El prócer y yo

 


Durante mi adolescencia, desde los doce a los quince años, recorrí este pasillo de la plaza a la salida de mi colegio secundario de lunes a viernes, de marzo a diciembre. A esa hoja de ruta hay que sumarle las visitas a amigas que por entonces vivían en casa de sus padres a unas pocas cuadras del colegio. En el centro de la plaza siempre observaba nuestro paso y escuchaba nuestros chistes Vicente López y Planes, quien debe haber tenido otros planes además de inmortalizarse con la composición del Himno nacional.

La elevación sobre la que construyeron el monumento estaba rodeada de gruesas cadenas, como aquellas que menciona el himno y el sitio ofició de punto de encuentro para planificadas rabonas y guitarreadas con las canciones que acabábamos de aprender de Sui Géneris, Spinetta, Moris, Pedro y Pablo. La vida era por entonces un desierto infinito. No imaginábamos que nos esperase un servicio militar obligatorio ni una guerra contra el país donde nacieron Los Beatles. Nuestra rebeldía era tan natural como la explosión de hormonas y las grandes pasiones.

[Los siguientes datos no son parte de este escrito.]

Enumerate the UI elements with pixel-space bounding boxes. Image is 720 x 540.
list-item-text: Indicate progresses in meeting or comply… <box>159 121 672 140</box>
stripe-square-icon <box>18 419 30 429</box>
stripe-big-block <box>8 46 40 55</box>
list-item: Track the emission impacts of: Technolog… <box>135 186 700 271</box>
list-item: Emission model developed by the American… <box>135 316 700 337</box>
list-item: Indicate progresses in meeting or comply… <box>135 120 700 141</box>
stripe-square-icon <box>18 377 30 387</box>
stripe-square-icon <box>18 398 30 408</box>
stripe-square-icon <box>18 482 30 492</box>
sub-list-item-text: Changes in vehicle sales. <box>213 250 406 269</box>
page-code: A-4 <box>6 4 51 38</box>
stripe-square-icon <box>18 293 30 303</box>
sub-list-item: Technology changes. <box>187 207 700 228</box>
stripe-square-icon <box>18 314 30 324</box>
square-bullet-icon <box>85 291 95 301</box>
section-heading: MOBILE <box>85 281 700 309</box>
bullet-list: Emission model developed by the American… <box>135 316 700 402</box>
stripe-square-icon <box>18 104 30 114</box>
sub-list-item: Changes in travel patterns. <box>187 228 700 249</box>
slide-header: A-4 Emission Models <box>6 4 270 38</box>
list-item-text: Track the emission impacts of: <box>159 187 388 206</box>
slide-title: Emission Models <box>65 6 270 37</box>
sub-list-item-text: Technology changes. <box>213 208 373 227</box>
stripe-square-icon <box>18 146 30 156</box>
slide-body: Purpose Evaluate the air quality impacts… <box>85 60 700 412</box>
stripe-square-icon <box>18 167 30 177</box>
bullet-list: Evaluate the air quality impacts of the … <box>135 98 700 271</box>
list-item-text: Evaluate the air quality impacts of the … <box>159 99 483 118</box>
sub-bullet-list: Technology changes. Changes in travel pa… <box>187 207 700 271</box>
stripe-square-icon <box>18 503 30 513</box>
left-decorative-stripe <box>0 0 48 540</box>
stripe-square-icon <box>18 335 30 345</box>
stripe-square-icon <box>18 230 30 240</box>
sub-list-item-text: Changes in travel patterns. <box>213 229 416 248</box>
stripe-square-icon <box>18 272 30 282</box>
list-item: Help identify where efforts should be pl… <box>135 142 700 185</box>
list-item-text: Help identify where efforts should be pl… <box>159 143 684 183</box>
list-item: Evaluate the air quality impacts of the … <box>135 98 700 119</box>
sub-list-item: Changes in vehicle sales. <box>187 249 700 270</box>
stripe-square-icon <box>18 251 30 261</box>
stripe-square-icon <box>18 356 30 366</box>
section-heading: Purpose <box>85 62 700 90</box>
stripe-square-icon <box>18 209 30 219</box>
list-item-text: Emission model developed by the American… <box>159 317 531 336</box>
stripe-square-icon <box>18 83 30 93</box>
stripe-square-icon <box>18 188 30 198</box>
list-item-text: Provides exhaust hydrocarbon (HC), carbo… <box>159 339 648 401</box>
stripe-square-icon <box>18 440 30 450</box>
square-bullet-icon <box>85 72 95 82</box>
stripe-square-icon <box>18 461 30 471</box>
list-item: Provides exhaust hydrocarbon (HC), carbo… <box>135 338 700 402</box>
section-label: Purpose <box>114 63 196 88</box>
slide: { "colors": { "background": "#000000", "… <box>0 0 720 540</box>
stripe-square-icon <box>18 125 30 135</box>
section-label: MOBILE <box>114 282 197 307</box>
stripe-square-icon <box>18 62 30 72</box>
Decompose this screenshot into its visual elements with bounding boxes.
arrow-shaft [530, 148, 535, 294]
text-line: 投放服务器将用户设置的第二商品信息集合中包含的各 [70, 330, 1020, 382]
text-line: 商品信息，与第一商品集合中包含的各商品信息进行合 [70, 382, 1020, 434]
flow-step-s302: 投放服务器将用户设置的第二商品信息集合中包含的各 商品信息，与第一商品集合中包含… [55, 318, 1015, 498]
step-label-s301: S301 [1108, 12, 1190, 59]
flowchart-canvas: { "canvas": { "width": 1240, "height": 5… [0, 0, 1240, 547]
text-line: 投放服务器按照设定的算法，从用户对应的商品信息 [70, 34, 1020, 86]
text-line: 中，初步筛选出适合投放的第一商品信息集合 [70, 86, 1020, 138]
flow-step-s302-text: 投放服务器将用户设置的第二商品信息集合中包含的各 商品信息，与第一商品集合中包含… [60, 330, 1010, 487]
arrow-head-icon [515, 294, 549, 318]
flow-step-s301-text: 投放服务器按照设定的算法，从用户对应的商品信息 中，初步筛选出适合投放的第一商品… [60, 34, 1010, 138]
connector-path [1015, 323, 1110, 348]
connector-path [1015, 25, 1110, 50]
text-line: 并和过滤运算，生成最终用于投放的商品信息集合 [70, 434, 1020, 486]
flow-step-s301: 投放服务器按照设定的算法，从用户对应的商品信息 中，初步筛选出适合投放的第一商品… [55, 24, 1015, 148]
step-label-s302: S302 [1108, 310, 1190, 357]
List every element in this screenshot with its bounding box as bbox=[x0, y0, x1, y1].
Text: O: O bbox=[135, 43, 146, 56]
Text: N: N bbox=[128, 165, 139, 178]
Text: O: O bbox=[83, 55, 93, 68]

Vicente López sigue allí: aburrido, mirando en la misma dirección, con la misma expresión de los años setenta cuando lo conocí. Nosotros cambiamos. Nos cayeron encima algo más que las lluvias, los inviernos y los veranos.

Quedamos unos pocos conservando con la robustez e hidalguía de Vicente López la idea de construir un mundo mejor. Unos partieron antes. Mi amigo de la infancia Chelo, quien recorrió conmigo este pasillo, se despidió a dos cuadras de la plaza. Otros se encandilaron con los ojos de otros próceres impresos en los billetes y olvidaron este camino para siempre.

Yo, que por entonces comenzaba a ensayar mis primeras rimas, aquí estoy, transitando la plaza y las palabras en un texto que quizás publique.